Emily Barker - The Toerag Sessions - For Folk's Sake
Once, every two or three years, an artist comes along so fully formed and talented that they fast become one of your favourite musicians, and when Emily Barker, supported by the very talented multi-instrumentalists of the Red Clay Halo, released their debut record Despite the Snow in 2009, this writer quickly fell under her spell. Now, six years and three records later, Emily Barker is releasing what can be touted as a ‘greatest-hits’, of sorts.
The Toerag Sessions LP sees Barker, alone, recording and reinterpreting some of her favourite tracks from her career thus far. The record is so called because that is where Barker recorded this album, following in the footsteps of Jack White, who recorded at the same studio with the White Stripes back in 2003. The mention of White is not just for show; Barker, much like White practices with his Third Man Records label, recorded these 12 tracks live, straight onto tape, with no digital interference. The result is something raw, something beautiful, and something so instantly timeless.
It is immediately obvious that this record is Barker’s homage to her love of Americana.
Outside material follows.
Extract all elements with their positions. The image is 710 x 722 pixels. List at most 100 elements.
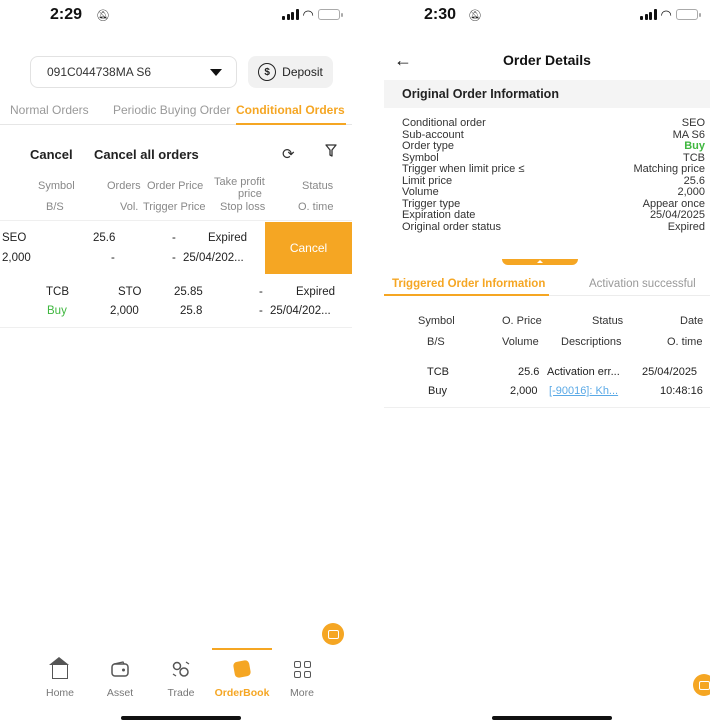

Her songs tell tales and paint vivid pictures, much like country records do, and the attention to detail for this passion can be traced through the songs and even the record cover itself, which sees a newly quiffed Barker staring into the middle distance, acoustic in hand, as if ready to begin recording. The best example of this story-telling can be found on ‘Lord I Want an Exit’, taken from one of Barker’s first bands, the low-country, and detailing the sorrow and sadness of a man left behind by his partner’s death; “Is there an Angel down the hallway/to take me to her side/I want death’s dark veil to cover me tonight”. Barker doesn’t do false sentimentality; her voice cracks with the emotion and depth of the lyrics. It is almost as if she is singing direct to the listener, and for a musician, there are not many greater compliments that can be given.
The up-tempo toe-tapping, harmonica playing, hoe-down aping ‘Blackbird’ follows, and is further testament to Barker’s ability in musical diversity, and what was once a favourite of the Red Clay Halo has been given new life with a new arrangement. It really is testament to Barker that she has the confidence and the skills to reinterpret and re-imagine tracks from her career. Not only is this record a chance to become acquainted with the stellar work of Emily Barker, for old fans, it serves as just another reminder of her talent. A masterpiece, by an artist at the very top of her game.